Probability of collecting all 5 buying 7 chocolates
I'm struggling to find where I made a mistake on the way to solving the following problem.
Problem description: A grocery sells chocolates bars. There are $5$ kinds of stickers. Each chocolate is sold with $1$ sticker of one of these $5$ kinds. The probability to find any kind of stickers in any chocolate bar is the same.
What's the probability of collecting all $5$ types of stickers if you buy $7$ chocolates at once?
My solution: since the order of chocolate bars that I've bought is irrelevant, the total number of 7-chocolate bar sets that I can buy equals
$$\left(\binom{5}{7}\right)=\binom{7+5-1}{7}=\binom{11}{7}=330$$
Now I'm solving the reverse problem: let's calculate the probability of failing to collect all $5$ kinds of stickers. To do that I need to calculate the number of 7-chocolate bar sets that have less than $5$ kinds of stickers, which means that I need sets with only $1$ kind of stickers, $2$, $3$ and $4$. Since, again, the order of chocolate bars doesn't matter, the number of such sets is
$$\left(\binom{4}{7}\right)=\binom{7+4-1}{7}=\binom{10}{7}=120$$
Finally, my answer to the initial problem should be
$P = 1 - \frac{120}{330}= 0.6363636364$
The answer key says it's $\approx 0.215$
Where's the flaw in my solution?
I appreciate any help.
The flaw in your solution is that the $330$ cases you enumerated are not equally likely to appear. For instance, there is only one way for all seven chocolate bars to show the first label. However, if we list the stickers in the order in which we look at the chocolate bars we collect, there are $\binom{7}{2}\binom{5}{2}3!$ ways to obtain a collection with two stickers of the first type, two stickers of the second type, and one of each of the other types.

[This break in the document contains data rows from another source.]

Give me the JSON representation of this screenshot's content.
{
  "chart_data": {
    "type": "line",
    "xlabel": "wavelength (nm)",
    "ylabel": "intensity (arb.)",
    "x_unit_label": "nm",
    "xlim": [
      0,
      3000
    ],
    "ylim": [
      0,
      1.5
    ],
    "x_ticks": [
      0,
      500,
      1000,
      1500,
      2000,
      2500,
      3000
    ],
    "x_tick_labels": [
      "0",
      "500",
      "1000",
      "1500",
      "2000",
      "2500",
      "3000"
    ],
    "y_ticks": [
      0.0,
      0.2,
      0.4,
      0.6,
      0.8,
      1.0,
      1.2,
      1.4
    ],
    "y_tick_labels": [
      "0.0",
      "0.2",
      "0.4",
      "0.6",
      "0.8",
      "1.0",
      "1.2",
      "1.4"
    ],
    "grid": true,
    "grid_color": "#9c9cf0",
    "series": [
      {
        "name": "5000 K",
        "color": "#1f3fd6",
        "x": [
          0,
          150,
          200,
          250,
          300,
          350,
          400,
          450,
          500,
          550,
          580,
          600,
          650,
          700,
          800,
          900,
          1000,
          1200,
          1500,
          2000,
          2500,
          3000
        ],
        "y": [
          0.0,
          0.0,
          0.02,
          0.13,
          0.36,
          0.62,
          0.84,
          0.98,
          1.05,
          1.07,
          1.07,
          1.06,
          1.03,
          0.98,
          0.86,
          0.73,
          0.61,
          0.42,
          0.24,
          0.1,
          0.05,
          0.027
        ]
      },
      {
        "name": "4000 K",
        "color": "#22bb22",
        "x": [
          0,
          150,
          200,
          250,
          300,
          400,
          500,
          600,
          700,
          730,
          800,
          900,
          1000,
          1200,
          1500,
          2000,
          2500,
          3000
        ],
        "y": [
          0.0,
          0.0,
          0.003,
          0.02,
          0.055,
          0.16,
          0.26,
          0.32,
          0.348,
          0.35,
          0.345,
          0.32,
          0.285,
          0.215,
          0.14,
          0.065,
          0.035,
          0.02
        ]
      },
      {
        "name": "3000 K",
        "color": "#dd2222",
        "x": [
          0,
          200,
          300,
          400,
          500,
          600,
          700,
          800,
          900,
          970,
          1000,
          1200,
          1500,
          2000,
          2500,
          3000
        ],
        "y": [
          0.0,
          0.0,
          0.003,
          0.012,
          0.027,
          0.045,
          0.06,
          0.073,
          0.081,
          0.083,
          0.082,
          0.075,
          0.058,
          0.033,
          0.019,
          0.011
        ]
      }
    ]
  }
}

There are five possible stickers for each of the seven chocolate bars, so there are $5^7$ ways to distribute stickers to chocolate bars.
For the favorable cases, we must subtract those distributions in which not all five kinds of stickers appear in the collection of purchased chocolate bars.
There are $\binom{5}{k}$ ways to exclude $k$ of the $5$ stickers and $(5 - k)^7$ ways to distribute stickers of the remaining $5 - k$ kinds to the chocolate bars. Hence, by the Inclusion-Exclusion Principle, the number of ways the stickers may be distributed to the seven chocolate bars so that all five kinds of stickers appear is $$\sum_{k = 0}^{5} (-1)^k\binom{5}{k}(5 - k)^7 = 5^7 - \binom{5}{1}4^7 + \binom{5}{2}3^7 - \binom{5}{3}2^7 + \binom{5}{4}1^7 - \binom{5}{5}0^7$$ Thus, the probability that all five kinds of stickers appear on the collection of seven chocolate bars is $$\frac{1}{5^7}\left[5^7 - \binom{5}{1}4^7 + \binom{5}{2}3^7 - \binom{5}{3}2^7 + \binom{5}{4}1^7 - \binom{5}{5}0^7\right]$$
This is rather long, but correct solution. Your sample space are 7 chocolate bars with stickers attached to them. Probability of an elementary sequence is $(1/5)^7$. Let's count favorable sequences. If you have 5 different bars, you may have the following possibilities: 3 kinds of a specific sticker and 4 remaining unique stickers, or 2 kinds of 2 stickers plus 3 remaining unique stickers. Let's now count! There are 5 different stickers, ${7 \choose 3}$ ways to select positions for a sticker of the same kind, and 4! ways to arrange remaining unique stickers in alternative orders (remember that we are working with elementary sequences), giving the first summand: $$5{7 \choose 3}4! = 4200$$ There are also ${7 \choose 2}$ ways to select positions for a first 2-repeats sticker and ${5 \choose 2}$ ways to select positions for a second 2-repeats sticker. Now, once positions are selected, we have ${5 \choose 2}$ ways to select two stickers to fill these 2-repeat positions, and 3! ways to arrange remaining unique stickers. The second summand, therefore, is: $${7 \choose 2}{5 \choose 2}{5 \choose 2}3! = 12600$$ Finally, together we have: $$(1/5)^7(12600 + 4200) = 0.21504$$
I could not remember any of my combinatorial mathematics, so I did a brute force method. My apologies to the real mathematicians out there.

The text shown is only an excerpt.